Key message: Sirius released an operating update for the 1H FY26 trading period. The group is performing in line with expectations, with steady core growth (lfl rent roll +5.2% y/y) enhanced by the impact of recent acquisitions, leading to +15.2% y/y growth in group rent roll for the period. The group remains on track to achieve its EUR150mn FFO ambition by FY29, in our view.

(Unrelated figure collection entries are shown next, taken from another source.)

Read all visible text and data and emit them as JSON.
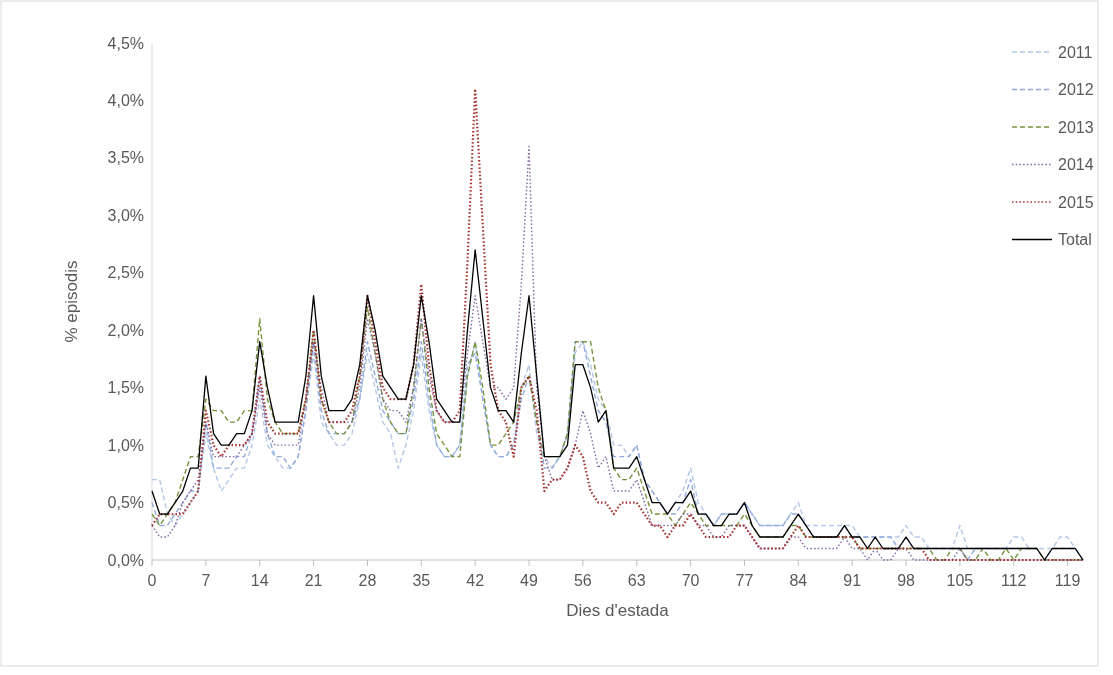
{
  "chart_data": {
    "type": "line",
    "xlabel": "Dies d'estada",
    "ylabel": "% episodis",
    "x": [
      0,
      1,
      2,
      3,
      4,
      5,
      6,
      7,
      8,
      9,
      10,
      11,
      12,
      13,
      14,
      15,
      16,
      17,
      18,
      19,
      20,
      21,
      22,
      23,
      24,
      25,
      26,
      27,
      28,
      29,
      30,
      31,
      32,
      33,
      34,
      35,
      36,
      37,
      38,
      39,
      40,
      41,
      42,
      43,
      44,
      45,
      46,
      47,
      48,
      49,
      50,
      51,
      52,
      53,
      54,
      55,
      56,
      57,
      58,
      59,
      60,
      61,
      62,
      63,
      64,
      65,
      66,
      67,
      68,
      69,
      70,
      71,
      72,
      73,
      74,
      75,
      76,
      77,
      78,
      79,
      80,
      81,
      82,
      83,
      84,
      85,
      86,
      87,
      88,
      89,
      90,
      91,
      92,
      93,
      94,
      95,
      96,
      97,
      98,
      99,
      100,
      101,
      102,
      103,
      104,
      105,
      106,
      107,
      108,
      109,
      110,
      111,
      112,
      113,
      114,
      115,
      116,
      117,
      118,
      119,
      120,
      121
    ],
    "xlim": [
      0,
      121
    ],
    "xticks": [
      0,
      7,
      14,
      21,
      28,
      35,
      42,
      49,
      56,
      63,
      70,
      77,
      84,
      91,
      98,
      105,
      112,
      119
    ],
    "ylim": [
      0,
      4.5
    ],
    "yticks": [
      {
        "value": 0,
        "label": "0,0%"
      },
      {
        "value": 0.5,
        "label": "0,5%"
      },
      {
        "value": 1,
        "label": "1,0%"
      },
      {
        "value": 1.5,
        "label": "1,5%"
      },
      {
        "value": 2,
        "label": "2,0%"
      },
      {
        "value": 2.5,
        "label": "2,5%"
      },
      {
        "value": 3,
        "label": "3,0%"
      },
      {
        "value": 3.5,
        "label": "3,5%"
      },
      {
        "value": 4,
        "label": "4,0%"
      },
      {
        "value": 4.5,
        "label": "4,5%"
      }
    ],
    "grid": false,
    "legend": "top right",
    "marker": "none",
    "series": [
      {
        "name": "2011",
        "color": "#b4c7e7",
        "line_style": "dashed",
        "values": [
          0.7,
          0.7,
          0.4,
          0.3,
          0.4,
          0.5,
          0.6,
          1.1,
          0.8,
          0.6,
          0.7,
          0.8,
          0.8,
          1.0,
          1.4,
          1.0,
          0.9,
          0.8,
          0.8,
          0.9,
          1.3,
          1.8,
          1.2,
          1.1,
          1.0,
          1.0,
          1.1,
          1.4,
          1.8,
          1.5,
          1.2,
          1.1,
          0.8,
          1.0,
          1.3,
          1.8,
          1.3,
          1.0,
          0.9,
          0.9,
          1.0,
          1.6,
          1.9,
          1.4,
          1.0,
          0.9,
          0.9,
          1.0,
          1.5,
          1.7,
          1.1,
          0.9,
          0.8,
          0.9,
          1.1,
          1.8,
          1.9,
          1.7,
          1.4,
          1.3,
          1.0,
          1.0,
          0.9,
          1.0,
          0.7,
          0.6,
          0.5,
          0.4,
          0.5,
          0.6,
          0.8,
          0.5,
          0.4,
          0.3,
          0.4,
          0.4,
          0.4,
          0.5,
          0.4,
          0.3,
          0.3,
          0.3,
          0.3,
          0.4,
          0.5,
          0.3,
          0.3,
          0.3,
          0.3,
          0.3,
          0.3,
          0.3,
          0.2,
          0.2,
          0.2,
          0.2,
          0.2,
          0.2,
          0.3,
          0.2,
          0.2,
          0.1,
          0.1,
          0.1,
          0.1,
          0.3,
          0.1,
          0.1,
          0.1,
          0.1,
          0.1,
          0.1,
          0.2,
          0.2,
          0.1,
          0.1,
          0.1,
          0.1,
          0.2,
          0.2,
          0.1,
          0.0
        ]
      },
      {
        "name": "2012",
        "color": "#8faadc",
        "line_style": "dashed",
        "values": [
          0.5,
          0.3,
          0.3,
          0.4,
          0.5,
          0.6,
          0.6,
          1.2,
          0.8,
          0.8,
          0.8,
          0.9,
          0.9,
          1.1,
          1.6,
          1.1,
          0.9,
          0.9,
          0.8,
          0.9,
          1.3,
          1.9,
          1.3,
          1.1,
          1.1,
          1.1,
          1.2,
          1.4,
          1.9,
          1.6,
          1.3,
          1.2,
          1.1,
          1.1,
          1.4,
          1.9,
          1.4,
          1.0,
          0.9,
          0.9,
          1.0,
          1.7,
          1.8,
          1.4,
          1.0,
          0.9,
          0.9,
          1.0,
          1.4,
          1.6,
          1.2,
          0.8,
          0.8,
          0.9,
          1.1,
          1.9,
          1.9,
          1.6,
          1.3,
          1.2,
          0.9,
          0.9,
          0.9,
          1.0,
          0.7,
          0.6,
          0.5,
          0.4,
          0.4,
          0.5,
          0.7,
          0.4,
          0.4,
          0.3,
          0.4,
          0.4,
          0.4,
          0.5,
          0.4,
          0.3,
          0.3,
          0.3,
          0.3,
          0.4,
          0.4,
          0.3,
          0.2,
          0.2,
          0.2,
          0.2,
          0.3,
          0.2,
          0.2,
          0.2,
          0.2,
          0.2,
          0.2,
          0.1,
          0.2,
          0.1,
          0.1,
          0.1,
          0.1,
          0.1,
          0.1,
          0.1,
          0.0,
          0.1,
          0.1,
          0.1,
          0.1,
          0.1,
          0.1,
          0.1,
          0.1,
          0.1,
          0.0,
          0.1,
          0.1,
          0.1,
          0.1,
          0.0
        ]
      },
      {
        "name": "2013",
        "color": "#77933c",
        "line_style": "dashed",
        "values": [
          0.4,
          0.3,
          0.4,
          0.5,
          0.7,
          0.9,
          0.9,
          1.4,
          1.3,
          1.3,
          1.2,
          1.2,
          1.3,
          1.3,
          2.1,
          1.4,
          1.2,
          1.1,
          1.1,
          1.1,
          1.4,
          2.0,
          1.4,
          1.2,
          1.1,
          1.1,
          1.2,
          1.6,
          2.2,
          1.8,
          1.4,
          1.2,
          1.1,
          1.1,
          1.5,
          2.1,
          1.5,
          1.1,
          1.0,
          0.9,
          0.9,
          1.6,
          1.9,
          1.5,
          1.0,
          1.0,
          1.1,
          1.2,
          1.5,
          1.6,
          1.2,
          0.9,
          0.9,
          0.9,
          1.1,
          1.9,
          1.9,
          1.9,
          1.5,
          1.3,
          0.8,
          0.7,
          0.7,
          0.8,
          0.6,
          0.4,
          0.4,
          0.4,
          0.3,
          0.4,
          0.5,
          0.4,
          0.3,
          0.3,
          0.3,
          0.3,
          0.3,
          0.4,
          0.3,
          0.2,
          0.2,
          0.2,
          0.2,
          0.3,
          0.3,
          0.2,
          0.2,
          0.2,
          0.2,
          0.2,
          0.2,
          0.2,
          0.1,
          0.1,
          0.1,
          0.1,
          0.1,
          0.1,
          0.1,
          0.1,
          0.1,
          0.1,
          0.0,
          0.0,
          0.1,
          0.1,
          0.0,
          0.0,
          0.1,
          0.0,
          0.0,
          0.1,
          0.0,
          0.1,
          0.1,
          0.1,
          0.0,
          0.0,
          0.0,
          0.0,
          0.0,
          0.0
        ]
      },
      {
        "name": "2014",
        "color": "#8064a2",
        "line_style": "dotted",
        "values": [
          0.3,
          0.2,
          0.2,
          0.3,
          0.5,
          0.6,
          0.7,
          1.2,
          0.9,
          0.9,
          0.9,
          0.9,
          1.0,
          1.1,
          1.5,
          1.1,
          1.0,
          1.0,
          1.0,
          1.0,
          1.4,
          1.9,
          1.5,
          1.2,
          1.2,
          1.2,
          1.2,
          1.5,
          2.1,
          1.8,
          1.4,
          1.3,
          1.3,
          1.2,
          1.5,
          2.1,
          1.6,
          1.3,
          1.2,
          1.2,
          1.2,
          1.8,
          2.3,
          1.9,
          1.5,
          1.5,
          1.4,
          1.5,
          2.4,
          3.6,
          1.5,
          0.9,
          0.7,
          0.7,
          0.8,
          1.0,
          1.3,
          1.1,
          0.8,
          0.9,
          0.6,
          0.6,
          0.6,
          0.7,
          0.5,
          0.3,
          0.3,
          0.3,
          0.3,
          0.4,
          0.4,
          0.3,
          0.3,
          0.2,
          0.2,
          0.3,
          0.3,
          0.3,
          0.2,
          0.1,
          0.1,
          0.1,
          0.1,
          0.2,
          0.2,
          0.1,
          0.1,
          0.1,
          0.1,
          0.1,
          0.2,
          0.1,
          0.1,
          0.0,
          0.1,
          0.0,
          0.0,
          0.1,
          0.1,
          0.0,
          0.0,
          0.0,
          0.0,
          0.0,
          0.0,
          0.1,
          0.0,
          0.0,
          0.0,
          0.0,
          0.0,
          0.0,
          0.0,
          0.0,
          0.0,
          0.0,
          0.0,
          0.0,
          0.0,
          0.0,
          0.0,
          0.0
        ]
      },
      {
        "name": "2015",
        "color": "#a5302c",
        "line_style": "dotted",
        "values": [
          0.3,
          0.4,
          0.4,
          0.4,
          0.4,
          0.5,
          0.6,
          1.3,
          1.0,
          0.9,
          1.0,
          1.0,
          1.0,
          1.1,
          1.6,
          1.2,
          1.1,
          1.1,
          1.1,
          1.1,
          1.4,
          2.0,
          1.4,
          1.2,
          1.2,
          1.2,
          1.3,
          1.6,
          2.3,
          1.9,
          1.5,
          1.4,
          1.4,
          1.4,
          1.7,
          2.4,
          1.7,
          1.3,
          1.2,
          1.2,
          1.3,
          2.6,
          4.1,
          2.9,
          1.7,
          1.3,
          1.2,
          0.9,
          1.5,
          1.6,
          1.3,
          0.6,
          0.7,
          0.7,
          0.8,
          1.0,
          0.9,
          0.6,
          0.5,
          0.5,
          0.4,
          0.5,
          0.5,
          0.5,
          0.4,
          0.3,
          0.3,
          0.2,
          0.3,
          0.3,
          0.4,
          0.3,
          0.2,
          0.2,
          0.2,
          0.2,
          0.3,
          0.3,
          0.2,
          0.1,
          0.1,
          0.1,
          0.1,
          0.2,
          0.3,
          0.2,
          0.2,
          0.2,
          0.2,
          0.2,
          0.2,
          0.2,
          0.1,
          0.1,
          0.1,
          0.1,
          0.1,
          0.1,
          0.1,
          0.1,
          0.1,
          0.0,
          0.0,
          0.0,
          0.0,
          0.0,
          0.0,
          0.0,
          0.0,
          0.0,
          0.0,
          0.0,
          0.0,
          0.0,
          0.0,
          0.0,
          0.0,
          0.0,
          0.0,
          0.0,
          0.0,
          0.0
        ]
      },
      {
        "name": "Total",
        "color": "#000000",
        "line_style": "solid",
        "values": [
          0.6,
          0.4,
          0.4,
          0.5,
          0.6,
          0.8,
          0.8,
          1.6,
          1.1,
          1.0,
          1.0,
          1.1,
          1.1,
          1.3,
          1.9,
          1.5,
          1.2,
          1.2,
          1.2,
          1.2,
          1.6,
          2.3,
          1.6,
          1.3,
          1.3,
          1.3,
          1.4,
          1.7,
          2.3,
          2.0,
          1.6,
          1.5,
          1.4,
          1.4,
          1.7,
          2.3,
          1.9,
          1.4,
          1.3,
          1.2,
          1.2,
          2.0,
          2.7,
          2.1,
          1.5,
          1.3,
          1.3,
          1.2,
          1.8,
          2.3,
          1.6,
          0.9,
          0.9,
          0.9,
          1.0,
          1.7,
          1.7,
          1.5,
          1.2,
          1.3,
          0.8,
          0.8,
          0.8,
          0.9,
          0.7,
          0.5,
          0.5,
          0.4,
          0.5,
          0.5,
          0.6,
          0.4,
          0.4,
          0.3,
          0.3,
          0.4,
          0.4,
          0.5,
          0.3,
          0.2,
          0.2,
          0.2,
          0.2,
          0.3,
          0.4,
          0.3,
          0.2,
          0.2,
          0.2,
          0.2,
          0.3,
          0.2,
          0.2,
          0.1,
          0.2,
          0.1,
          0.1,
          0.1,
          0.2,
          0.1,
          0.1,
          0.1,
          0.1,
          0.1,
          0.1,
          0.1,
          0.1,
          0.1,
          0.1,
          0.1,
          0.1,
          0.1,
          0.1,
          0.1,
          0.1,
          0.1,
          0.0,
          0.1,
          0.1,
          0.1,
          0.1,
          0.0
        ]
      }
    ]
  }
}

- Sirius achieves +15.2% y/y increase in rent roll: the group managed to grow its rent roll by +15.2% y/y in 1H FY26, primarily driven by the impact of acquisitive growth: during 2025 so far, the group has secured close to EUR300mn of property acquisitions, including Hartlebury (GBP101.1mn at a 6.5% net initial yield), Chalcroft (GBP42.8mn, 5.5%) and Bedford Heights (GBP16.1mn, 9.5%) in the UK; and Dresden (EUR23.4mn, 9.1%), Mönchengladbach (EUR17.5mn, 8.0%), Geilenkirchen (EUR12.9mn, 9.3%) and Lübeck (EUR12.4mn, 8.1%) in Germany. While the proceeds of the Nov-23 and Jul-24 equity raises have now been largely fully allocated towards this acquisitive growth streak, the group maintains capacity to acquire further property assets following its recent EUR105mn (nominal value) tap issue of its bond series due in Nov-28 (FY29), which was priced at a 1.75% coupon and c. 3.5% YTM. With net LTV last reported at 31.4% at FY25 FYE and material valuation uplifts expected in the German portfolio over FY26 (with flat to limited growth coming from the UK portfolio), the group maintains sufficient capacity to drive further inorganic growth over the next c. 6 months without straining the balance sheet, in our view; the proceeds from potential capital recycling and asset disposals would provide additional firepower.
- Core portfolio continues to deliver stable growth with +5.2% y/y increase in lfl group rent roll: in addition to the significant impact of acquisitions, the group has maintained its long-term track record of delivering lfl core rent roll growth in excess of +5% y/y. Similar levels of growth were achieved in both Germany and the UK; this is despite operating conditions in the UK market being significantly more challenging overall, and the typical experience of seasonality which leads to higher move-outs and lower leasing volumes in the German portfolio in 1H versus 2H of each financial year. We highlight that Vantage Point in the UK (acquired in Apr-24) was excluded from this lfl comparison, as the site’s single largest tenant from the time of acquisition has vacated (with around half of its foregone rental income already replaced by new tenants) while the remaining vacant space undergoes a significant structural refurbishment to enhance the quality and attractiveness of the site for prospective tenants. Even if included, UK (and group) rent roll growth would have been comfortably positive. While we expect some opportunistic acquisitive growth to come through over the rest of FY26 and into FY27, in our view much of the focus will turn to executing asset management initiatives across the core portfolio (especially on recently acquired assets), including driving occupancy and rental rate uplifts, optimising service charge leakage or revising property layout and profile to match market demand conditions.
- Updated forecasts and valuation: we have revised our forecasts since our last report (released on 04-Jun-25) to reflect the details of announced acquisitions (including Geilenkirchen, Dresden, Bedford, Hartlebury and Chalcroft) and the impact of the EUR105mn bond tap issue. Our FFO, dividend and NAV per share forecasts over the FY26-28E period are materially unchanged, although we have slightly reduced our valuation and target price to reflect the modest deterioration in key valuation inputs (such as German and UK 10yr bond yields) since our last update. Our current target price (ZAR25.11) implies a one-year total shareholder return of +19.5%, comprised of 6.1% dividend yield and +13.3% capital return.